At this year’s Jenny Brook Family Bluegrass Festival, I had a chance to sit down with the members of Acoustic Blue to record the first entries in what I hope will be a regular feature: Ye Old Performer Showcase. Here’s a first installment—

Acoustic Blue’s key assets are its strong vocals and its collective songwriting talent. The tune featured in the video clip above, “1940 Ford,” is a song that mandolinist Corey Zink penned about bassist Bear Acker’s beloved old pickup truck. As this number illustrates, Zink & Co. have a penchant for heartfelt storytelling and pithy couplets that are the mark of well-crafted country and bluegrass material. Stay tuned for an upcoming Showcase installment that deals specifically with the band’s songwriting skills.

As for the singing, Zink’s reverence for George Jones would be apparent even if you didn’t know that he has a room in his home dedicated to Jones memorabilia.
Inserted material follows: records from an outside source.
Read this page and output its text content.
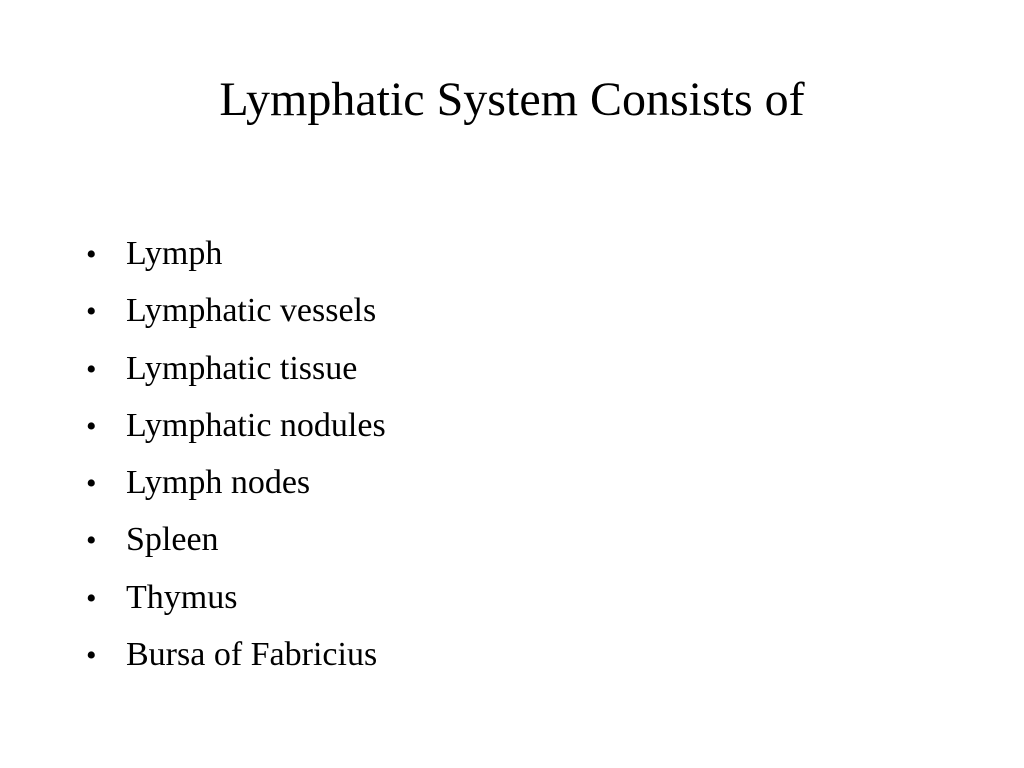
Lymphatic System Consists of
• Lymph
• Lymphatic vessels
• Lymphatic tissue
• Lymphatic nodules
• Lymph nodes
• Spleen
• Thymus
• Bursa of Fabricius
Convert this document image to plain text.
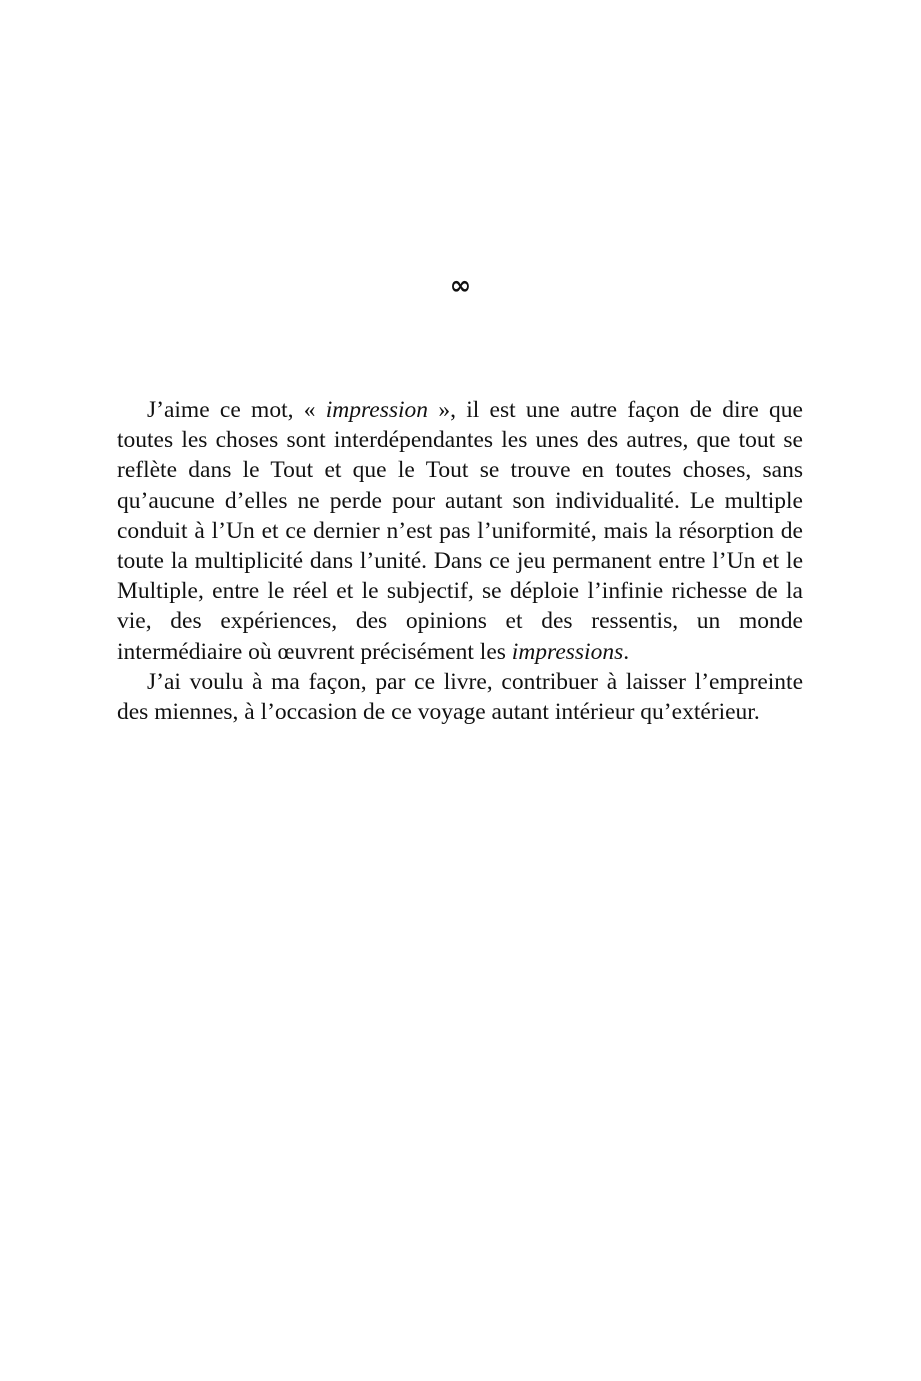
∞

J’aime ce mot, « impression », il est une autre façon de dire que toutes les choses sont interdépendantes les unes des autres, que tout se reflète dans le Tout et que le Tout se trouve en toutes choses, sans qu’aucune d’elles ne perde pour autant son individualité. Le multiple conduit à l’Un et ce dernier n’est pas l’uniformité, mais la résorption de toute la multiplicité dans l’unité. Dans ce jeu permanent entre l’Un et le Multiple, entre le réel et le subjectif, se déploie l’infinie richesse de la vie, des expériences, des opinions et des ressentis, un monde intermédiaire où œuvrent précisément les impressions.

J’ai voulu à ma façon, par ce livre, contribuer à laisser l’empreinte des miennes, à l’occasion de ce voyage autant intérieur qu’extérieur.
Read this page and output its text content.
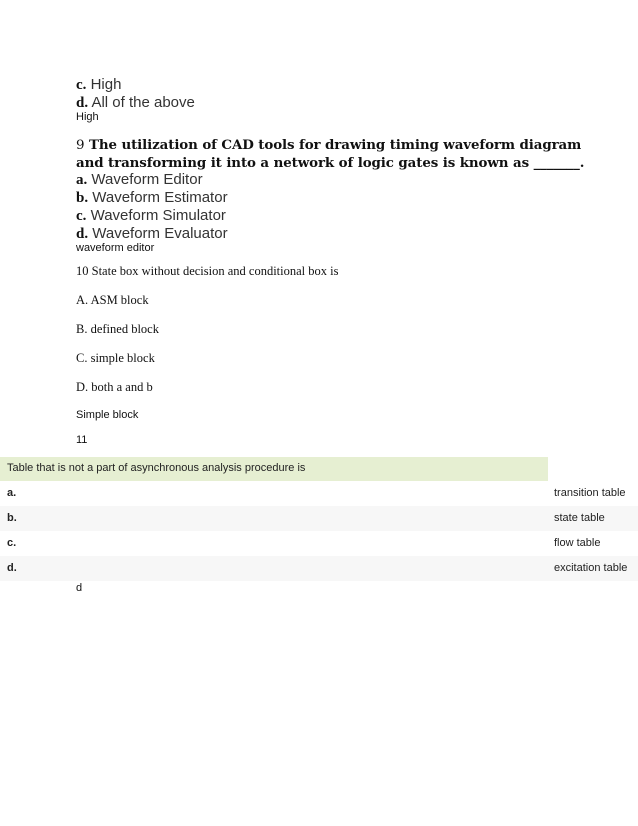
c. High
d. All of the above
High
9 The utilization of CAD tools for drawing timing waveform diagram
and transforming it into a network of logic gates is known as _______.
a. Waveform Editor
b. Waveform Estimator
c. Waveform Simulator
d. Waveform Evaluator
waveform editor
10 State box without decision and conditional box is
A. ASM block
B. defined block
C. simple block
D. both a and b
Simple block
11
Table that is not a part of asynchronous analysis procedure is
a.	transition table
b.	state table
c.	flow table
d.	excitation table
d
He shares with his hero an uncanny vocal range and a delivery that’s stripped of irony or pretense. The affinity that Zink and his band mates feel for classic country performers like Jones will also be explored more fully in upcoming Showcase segments.
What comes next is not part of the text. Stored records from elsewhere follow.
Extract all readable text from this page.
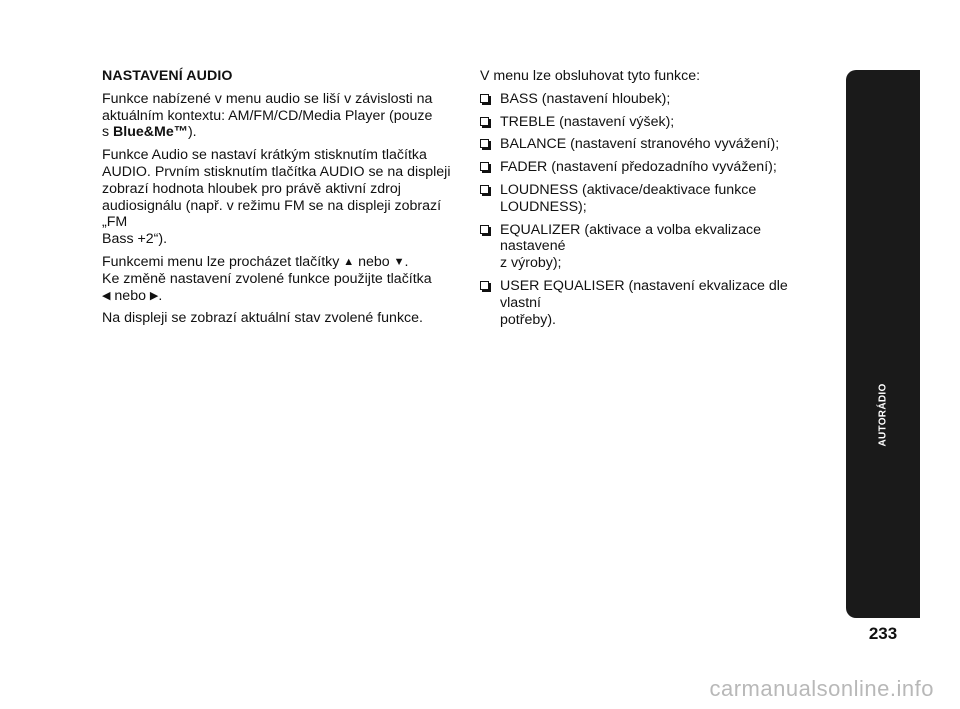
NASTAVENÍ AUDIO

Funkce nabízené v menu audio se liší v závislosti na
aktuálním kontextu: AM/FM/CD/Media Player (pouze
s Blue&Me™).

Funkce Audio se nastaví krátkým stisknutím tlačítka
AUDIO. Prvním stisknutím tlačítka AUDIO se na displeji
zobrazí hodnota hloubek pro právě aktivní zdroj
audiosignálu (např. v režimu FM se na displeji zobrazí „FM
Bass +2“).

Funkcemi menu lze procházet tlačítky ▲ nebo ▼.
Ke změně nastavení zvolené funkce použijte tlačítka
◀ nebo ▶.

Na displeji se zobrazí aktuální stav zvolené funkce.

V menu lze obsluhovat tyto funkce:

BASS (nastavení hloubek);
TREBLE (nastavení výšek);
BALANCE (nastavení stranového vyvážení);
FADER (nastavení předozadního vyvážení);
LOUDNESS (aktivace/deaktivace funkce
LOUDNESS);
EQUALIZER (aktivace a volba ekvalizace nastavené
z výroby);
USER EQUALISER (nastavení ekvalizace dle vlastní
potřeby).
AUTORÁDIO
233
carmanualsonline.info
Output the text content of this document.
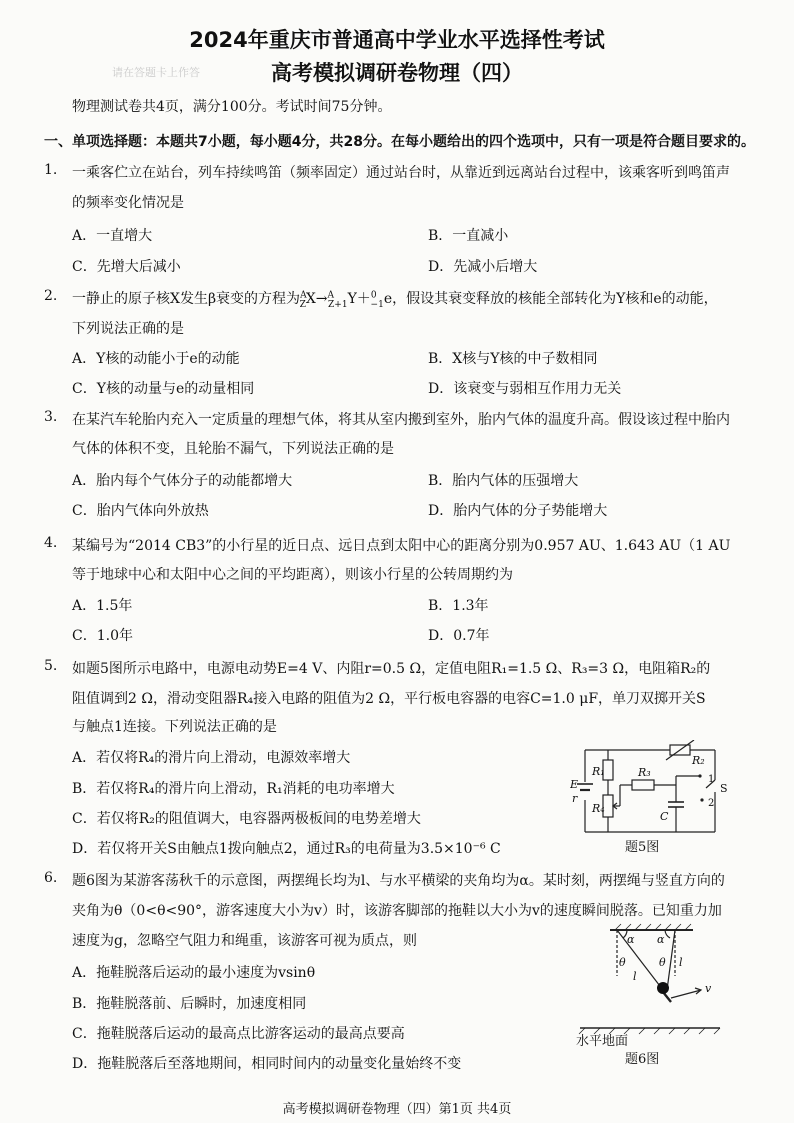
2024年重庆市普通高中学业水平选择性考试
高考模拟调研卷物理（四）
请在答题卡上作答
物理测试卷共4页，满分100分。考试时间75分钟。
一、单项选择题：本题共7小题，每小题4分，共28分。在每小题给出的四个选项中，只有一项是符合题目要求的。
1. 一乘客伫立在站台，列车持续鸣笛（频率固定）通过站台时，从靠近到远离站台过程中，该乘客听到鸣笛声
的频率变化情况是
A．一直增大	B．一直减小
C．先增大后减小	D．先减小后增大
2. 一静止的原子核X发生β衰变的方程为$^A_Z$X→$^A_{Z+1}$Y＋$^0_{-1}$e，假设其衰变释放的核能全部转化为Y核和e的动能，
下列说法正确的是
A．Y核的动能小于e的动能	B．X核与Y核的中子数相同
C．Y核的动量与e的动量相同	D．该衰变与弱相互作用力无关
3. 在某汽车轮胎内充入一定质量的理想气体，将其从室内搬到室外，胎内气体的温度升高。假设该过程中胎内
气体的体积不变，且轮胎不漏气，下列说法正确的是
A．胎内每个气体分子的动能都增大	B．胎内气体的压强增大
C．胎内气体向外放热	D．胎内气体的分子势能增大
4. 某编号为“2014 CB3”的小行星的近日点、远日点到太阳中心的距离分别为0.957 AU、1.643 AU（1 AU
等于地球中心和太阳中心之间的平均距离），则该小行星的公转周期约为
A．1.5年	B．1.3年
C．1.0年	D．0.7年
5. 如题5图所示电路中，电源电动势E=4 V、内阻r=0.5 Ω，定值电阻R₁=1.5 Ω、R₃=3 Ω，电阻箱R₂的
阻值调到2 Ω，滑动变阻器R₄接入电路的阻值为2 Ω，平行板电容器的电容C=1.0 μF，单刀双掷开关S
与触点1连接。下列说法正确的是
A．若仅将R₄的滑片向上滑动，电源效率增大
B．若仅将R₄的滑片向上滑动，R₁消耗的电功率增大
C．若仅将R₂的阻值调大，电容器两极板间的电势差增大
D．若仅将开关S由触点1拨向触点2，通过R₃的电荷量为3.5×10⁻⁶ C
E
r
R₁
R₂
R₃
R₄
C
S
1
2
题5图
6. 题6图为某游客荡秋千的示意图，两摆绳长均为l、与水平横梁的夹角均为α。某时刻，两摆绳与竖直方向的
夹角为θ（0<θ<90°，游客速度大小为v）时，该游客脚部的拖鞋以大小为v的速度瞬间脱落。已知重力加
速度为g，忽略空气阻力和绳重，该游客可视为质点，则
A．拖鞋脱落后运动的最小速度为vsinθ
B．拖鞋脱落前、后瞬时，加速度相同
C．拖鞋脱落后运动的最高点比游客运动的最高点要高
D．拖鞋脱落后至落地期间，相同时间内的动量变化量始终不变
α α
θ	θ
l
l
v
水平地面
题6图
高考模拟调研卷物理（四）第1页 共4页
If you dig around online (or on my YouTube channel, for that matter) you can find videos of the likes of Chris Thile, Michael Cleveland and Josh Williams playing bluegrass when they were just out of diapers. Stuff like that can make folks like Yers Truly feel like we came to the pickin’ party way, way too late. It’s therefore heartening to learn that at least a couple of the members of Acoustic Blue only embraced their instruments after first exploring other musical avenues. Who knew that being a rock drummer was the ideal apprenticeship for bluegrass?

Another theme that came up as I explored the backgrounds of the band members is the fact that music was always a part of the households in which they grew up. The moral is clear: If you want your babies to grow up to pick and sing like these guys, make sure there’s plenty of music in the air.